Canon T5 with 18-55 f/3.5-5.6 IS lens | $550
This is a brand new DSLR model from Canon, an improvement to their extremely popular T3 model. It has an improved LCD screen and a much better sensor than it’s predecessor. If your budget maxes out in the $500-$550 range, this is an excellent choice. The other Canon camera models (the smaller SL1 and touch screen T5i) covered here have improved LCD screens, low light capabilities, and can shoot slightly more frames per second. This camera has a great feel to it and also has an image stabilized lens. If you have a bit more to spend, I’d probably consider the Nikon D3300 for just $100 more.
Nikon D3300 with 18-55mm f/3.5-5.6G VR II | $650
This is Nikon’s introductory DSLR camera and it’s an excellent choice for any consumer. The camera is well-built and is set up much more like a professional camera (and feels it too).
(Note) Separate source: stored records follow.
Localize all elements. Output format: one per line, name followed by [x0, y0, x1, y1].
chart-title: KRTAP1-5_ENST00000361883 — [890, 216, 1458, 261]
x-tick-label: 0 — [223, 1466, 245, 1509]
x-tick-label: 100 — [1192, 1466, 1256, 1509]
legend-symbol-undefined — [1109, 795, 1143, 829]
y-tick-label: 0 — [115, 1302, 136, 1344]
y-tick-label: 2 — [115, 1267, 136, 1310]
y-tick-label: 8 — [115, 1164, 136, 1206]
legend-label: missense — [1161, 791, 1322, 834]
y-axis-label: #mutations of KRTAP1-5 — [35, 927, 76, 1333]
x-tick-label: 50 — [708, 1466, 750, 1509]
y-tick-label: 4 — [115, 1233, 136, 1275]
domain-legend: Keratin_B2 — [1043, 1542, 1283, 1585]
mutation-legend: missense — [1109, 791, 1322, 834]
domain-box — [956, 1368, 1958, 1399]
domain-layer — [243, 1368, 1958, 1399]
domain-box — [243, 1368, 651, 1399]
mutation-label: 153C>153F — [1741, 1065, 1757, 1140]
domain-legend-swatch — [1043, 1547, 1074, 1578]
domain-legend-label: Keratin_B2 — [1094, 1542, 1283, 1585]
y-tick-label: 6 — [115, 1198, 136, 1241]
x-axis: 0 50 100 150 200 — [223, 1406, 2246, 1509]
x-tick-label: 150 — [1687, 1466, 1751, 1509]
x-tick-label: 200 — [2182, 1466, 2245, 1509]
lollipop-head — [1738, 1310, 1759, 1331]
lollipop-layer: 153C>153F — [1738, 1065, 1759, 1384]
It has a great LCD, is great in low light, fast focusing, and has an image stabilized lens but is a bit larger and heavier. The user interface is busy but has a “?” feature to help you figure out what buttons do what. I think this feature is brilliant! At this price point, the Nikon D3300 won me over pretty hard and although I’m a Canon user, I would probably snag this as my top pick of all of the cameras listed on this page, especially given the price.
Canon SL1 with 18-55 f/3.5-5.6 IS lens | $750
Packed with the features of the other introductory DSLRs, this camera is a bit smaller. While it will not fit in your pocket, Tony affectionately referred to it as “Canon’s little one”. It’s got an image stabilized lens, is great in low light, and is fast to focus. If a small DSLR is your primary criteria, this is the camera for you. While mirrorless models (DSLR-like) may be smaller, access to Canon’s lens compatibility, and the tried and true advantages of a a Canon Rebel DSLR make this a great buy.
Olympus EM-10 with 14-42 f/3.5-5.6 | $800
This is the newest mirrorless camera from the amazing Olympus OM-D series and they have lowered the price for this model and removed a few non-essential features. It’s a favorite of pros who want a small vacation camera with the image quality they are accustomed to but without the weight of other models. It has a cool retro design, tilt-LCD, and metal build quality. The IS is built into the camera body and the lens has a collapsible feature allowing the camera to pack even smaller. If I had an extra $800 laying around, I’d buy this in a heartbeat and keep it in my purse for park outings and short weekend trips to my parents. It would fit into a “man pocket”, but probably not my jeans.
Canon T5i with 18-55 f/3.5-5.6 IS lens | $850
Of the Canon cameras in the introductory DSLR market, this one is priciest. It has a neat touch screen with swivel LCD and can shoot 5 frames per second. But unless those features are deal breakers for you, I’d stick with another model. I feel the extra features in this model are not essential and a Canon T5 or Canon SL1 would be just fine. For just $50 more, the Nikon D5300 is superior. Because it’s so popular and part of the Canon family, I did want to cover it in my guide. It would make any owner very happy, but it’s not my top pick.
Nikon 5300 with 18-55mm f/3.5-5.6G VR II | $900
The Nikon 5300 is a beautiful camera and close to a professional camera. It’s got better low light capabilities, a more robust focusing system, and a swivel LCD screen. In terms of technical specifications, this camera has everything else beat for this price. It’s a great camera and a great, albeit substantial price tag. If money is a concern, the cheaper Nikon 3300 is a perfectly fine choice.